C. spends a whole lot of time dunking them in boiling water to peel them. If we could find the damn Foley food mill (we call it the Foley Fuckerhead after a story I read once in a women's magazine in a doctor's waiting room) we could dispense with the peeling, but it's in a box someplace, or at the Ancestral Home. Right next to the cheese grater and my favorite Hawai'ian shirt – items that were apparently lost in the move.


As she processes the tomatoes she scoops out and saves some of the seeds. Saving tomato seeds is a messy job. (So is everything to do with tomatoes. The cutting board, the counter, the knives and my hands are all slimy with tomato guts.) You let the seeds ferment for a week or so in a little dish with some water and grow a little mold on top, then rinse them carefully several times. The gel around each seed washes off, and the good seeds sink to the bottom. You dry them and store for spring. We usually buy seeds, too, but it's smart to save some.

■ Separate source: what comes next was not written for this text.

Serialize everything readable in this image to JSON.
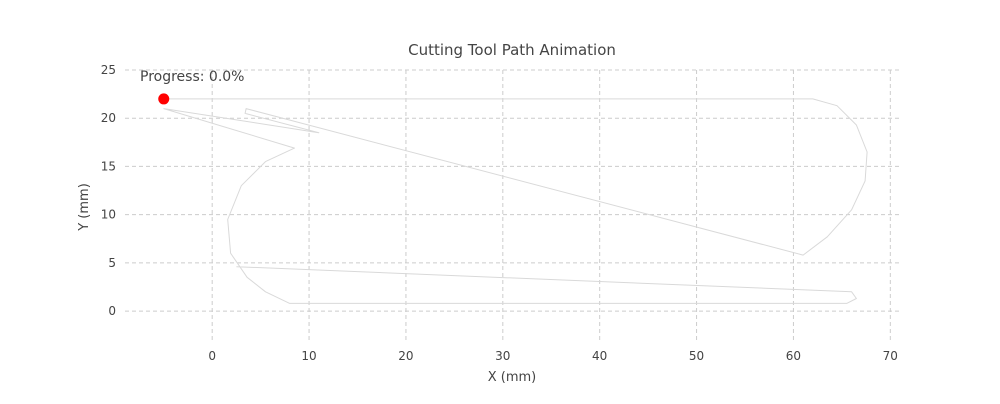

Anyway, big bowls of tomatoes are everywhere. We try to keep up with them, and try to keep Earl from sneaking them off to eat on the rug. And there are still some on the vines in the garden.

I worked on digging all the beets and packing them in damp sand in a bin in the boiler room today. I was pleased to have actually finished something – when C. reminded me there was one more bed of beets to dig. So tomorrow I finish something. And the carrots, too.







The rabbits played in their yard and ate beet greens. I've been plucking them a little – Fondue last night, and Plumb Bob the night before.



















C. got out a six-gallon crock and is making sauerkraut, as well as something called kabachkovaya ikra, a Russian squash spread that should be interesting. Her first batch of ketchup is delicious. And her carrots are gigantic!